His voice was small. Almost silent.

He expected her to laugh. Or pull away. Or stand up and leave.

She didn’t.

She just stayed still. Listening.

“I didn’t ask for them,” he said quickly, as if that made it better. “I try not to think about you like that. I, I pray, I recite scripture. I do everything I’m supposed to do. But I keep waking up like, like,” He stopped, shoulders hunched, burning with shame.

“Like you’ve already sinned,” Claire finished for him.

Ben looked at her, startled. She wasn’t mocking him. If anything, her voice was tender.

“Yeah,” he said. Barely a whisper.

The silence stretched again. Softer this time.

Claire turned slightly toward him, her shoulder brushing his. Her voice stayed low.

“Ben. You’re not broken.”

He laughed bitterly. “Feels like it.”

“You’re a human being. You’re wired for want. No one ever tells you how loud your body can get, do they? They just tell you to shut it up. Pretend it’s not there.”

He stared at her, confused. “You’re not mad?”

“Why would I be mad?” she said, almost gently. “You didn’t choose what your dreams did. You didn’t invite them. You’re just trying to survive in a place that treats every urge like a moral failure.”

Ben swallowed hard, emotion catching in his throat. “I feel dirty.”

Claire looked at him, eyes soft. “You’re not.”

He hunched forward, elbows on knees, rubbing his face with both hands.

Claire waited to see if he would respond and then spoke. “Ben. I need you to hear something very clearly.”

He looked up. 

“You’re not the first person I’ve had this conversation with. Not even close.”

That surprised him.

“There are a lot of students, boys, especially, who come here thinking this place will keep them pure.
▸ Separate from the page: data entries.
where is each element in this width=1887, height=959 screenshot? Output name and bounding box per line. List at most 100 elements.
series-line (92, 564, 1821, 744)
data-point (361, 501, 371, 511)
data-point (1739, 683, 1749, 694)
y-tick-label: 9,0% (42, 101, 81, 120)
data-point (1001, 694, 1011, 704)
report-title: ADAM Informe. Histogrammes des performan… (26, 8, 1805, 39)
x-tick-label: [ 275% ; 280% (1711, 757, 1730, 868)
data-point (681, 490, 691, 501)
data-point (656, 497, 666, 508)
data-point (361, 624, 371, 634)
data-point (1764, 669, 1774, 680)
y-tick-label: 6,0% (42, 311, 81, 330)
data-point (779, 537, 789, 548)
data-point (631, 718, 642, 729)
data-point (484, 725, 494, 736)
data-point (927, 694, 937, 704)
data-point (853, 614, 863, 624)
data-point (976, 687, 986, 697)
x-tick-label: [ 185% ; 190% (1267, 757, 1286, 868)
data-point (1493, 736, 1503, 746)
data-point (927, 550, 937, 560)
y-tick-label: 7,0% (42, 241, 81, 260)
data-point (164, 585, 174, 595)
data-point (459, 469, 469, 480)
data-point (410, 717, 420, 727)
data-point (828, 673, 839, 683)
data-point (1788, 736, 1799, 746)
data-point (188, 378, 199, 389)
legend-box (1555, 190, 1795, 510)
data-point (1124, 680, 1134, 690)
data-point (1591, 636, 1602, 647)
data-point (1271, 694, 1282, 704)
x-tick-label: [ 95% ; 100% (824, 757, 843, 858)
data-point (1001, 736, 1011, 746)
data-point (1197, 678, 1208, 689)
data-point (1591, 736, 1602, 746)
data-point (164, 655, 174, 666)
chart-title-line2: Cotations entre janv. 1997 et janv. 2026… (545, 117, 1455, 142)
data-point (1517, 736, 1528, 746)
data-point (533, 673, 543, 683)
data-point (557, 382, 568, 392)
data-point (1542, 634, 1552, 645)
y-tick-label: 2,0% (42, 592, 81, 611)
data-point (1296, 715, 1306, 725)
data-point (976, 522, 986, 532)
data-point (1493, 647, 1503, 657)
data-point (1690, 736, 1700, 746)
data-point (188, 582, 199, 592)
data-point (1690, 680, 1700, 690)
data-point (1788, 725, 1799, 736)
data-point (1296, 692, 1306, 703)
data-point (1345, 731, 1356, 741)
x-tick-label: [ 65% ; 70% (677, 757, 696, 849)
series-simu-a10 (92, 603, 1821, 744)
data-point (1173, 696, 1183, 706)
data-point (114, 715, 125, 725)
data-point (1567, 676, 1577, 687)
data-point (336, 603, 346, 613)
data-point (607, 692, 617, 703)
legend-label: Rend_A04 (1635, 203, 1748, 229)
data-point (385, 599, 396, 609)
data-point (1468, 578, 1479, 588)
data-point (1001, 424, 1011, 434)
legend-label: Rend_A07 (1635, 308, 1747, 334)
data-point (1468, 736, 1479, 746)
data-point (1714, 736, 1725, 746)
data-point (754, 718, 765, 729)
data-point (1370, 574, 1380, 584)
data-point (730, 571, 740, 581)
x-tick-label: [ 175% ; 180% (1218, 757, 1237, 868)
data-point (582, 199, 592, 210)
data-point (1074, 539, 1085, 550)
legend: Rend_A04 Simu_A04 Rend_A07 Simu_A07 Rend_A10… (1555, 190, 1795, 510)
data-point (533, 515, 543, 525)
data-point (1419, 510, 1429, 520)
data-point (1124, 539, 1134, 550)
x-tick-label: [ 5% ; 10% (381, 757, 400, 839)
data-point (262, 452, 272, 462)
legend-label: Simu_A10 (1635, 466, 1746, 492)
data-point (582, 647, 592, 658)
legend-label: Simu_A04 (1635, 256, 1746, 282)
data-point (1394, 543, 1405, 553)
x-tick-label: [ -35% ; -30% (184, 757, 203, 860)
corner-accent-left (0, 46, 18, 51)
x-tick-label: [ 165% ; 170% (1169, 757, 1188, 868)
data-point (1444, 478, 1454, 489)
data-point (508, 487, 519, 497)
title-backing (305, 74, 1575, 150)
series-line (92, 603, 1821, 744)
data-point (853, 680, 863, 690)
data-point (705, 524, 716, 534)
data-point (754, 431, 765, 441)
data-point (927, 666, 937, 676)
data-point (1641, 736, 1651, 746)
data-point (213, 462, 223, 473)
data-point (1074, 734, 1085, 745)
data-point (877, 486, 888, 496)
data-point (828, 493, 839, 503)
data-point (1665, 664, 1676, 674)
Like rules and scripture will shut off biology. But it doesn’t. It just shames it into silence.”

Ben stared at her. “So what, you just let them be okay with it?”

Claire smiled, just barely. “No. I help them. Quietly. Safely.”

Ben blinked. “Help them?”

“I’ve found a way to take the edge off,” she said, voice even. “To help people find control again. So they don’t spiral. So they don’t feel like monsters for having a body.”

Ben’s pulse kicked up.

Claire leaned in just a little. Not close enough to touch, but enough that her voice dropped lower. Private.

“I don’t offer this to everyone. Only when I know they’re at their breaking point. Only when they need it.”

“What... is it?”

Claire’s expression was unreadable. “A release valve. A safe one. Something that doesn’t break your vows. Doesn’t stain your record. Something that keeps you technically pure. But gives you relief.”

Ben stared at her, eyes wide, breath caught between fear and something darker, something hopeful.

“If you want my help,” she said, her voice just above a whisper, “all you have to do is say yes.”